1. PIKK kinases and kinase complexes
Protein kinases are amongst the largest family of enzymes and represent about 2% of all genes encoded by the human genome. Protein kinases regulate almost all cellular pathways, and it is estimated that up to one third of all cellular proteins are phosphorylated by kinases. The signaling pathways established by kinases form interconnected networks, which allow a cell to respond rapidly to changes to its extracellular and internal environments. Mutations or dysregulation of kinases are associated with diseases including cancer, diabetes, and neurodegenerative disorders. We are particularly interested in the phosphoinositide-3 kinase-related kinase (PIKK) family of kinases. Members of family of kinases are distinguished by their extraordinarily large size and a propensity to form even larger multi-protein assemblies. PIKK members play central roles in regulating cell growth and proliferation, responses to DNA damage and RNA splicing errors, and transcription activation. We use single particle EM, yeast genetics and other biochemical and structural approaches to characterize the molecular structure, function, and regulation of these kinases and their complexes.
2. Single particle electron microscopy (EM)

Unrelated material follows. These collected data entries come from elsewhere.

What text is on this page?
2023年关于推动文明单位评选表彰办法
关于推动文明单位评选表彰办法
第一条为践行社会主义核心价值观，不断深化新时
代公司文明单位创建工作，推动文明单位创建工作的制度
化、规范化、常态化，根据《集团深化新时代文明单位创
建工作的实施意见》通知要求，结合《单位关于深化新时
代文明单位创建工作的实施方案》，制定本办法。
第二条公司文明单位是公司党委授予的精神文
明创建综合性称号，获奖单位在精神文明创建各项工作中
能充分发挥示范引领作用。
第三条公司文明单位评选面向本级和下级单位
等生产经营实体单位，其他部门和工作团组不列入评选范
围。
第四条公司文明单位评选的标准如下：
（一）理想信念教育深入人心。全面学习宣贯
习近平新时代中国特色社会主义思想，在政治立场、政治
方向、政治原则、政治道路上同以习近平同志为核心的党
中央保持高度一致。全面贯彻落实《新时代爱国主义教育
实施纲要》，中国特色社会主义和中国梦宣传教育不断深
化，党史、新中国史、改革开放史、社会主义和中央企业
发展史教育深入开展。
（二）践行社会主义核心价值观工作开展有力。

Single particle EM has emerged as an indispensible tool to characterize the structures of large proteins and multi-protein assemblies, which are often difficult to be isolated in huge quantities due to low abundance and inherent instability. This structural approach involves imaging individual “particles” from stained or frozen specimens (cryo-EM) with a transmission electron microscope (TEM), and reconstructing the three-dimensional (3D) structures from these two dimensional (2D) images with specialized image processing algorithms. The electron density map obtained by EM could be used to fit the high resolution X-ray or NMR structures of individual components to generate a pseudoatomic model of the entire complex. Because it does not involve crystallization, single particle EM has the capability to visualize different conformational states of dynamic proteins and protein complexes. We are interested in promoting the application of this technology in other research fields as well as developing new methods and procedures to facilitate the characterization of more heterogeneous and inherently dynamic proteins and macromolecular assemblies.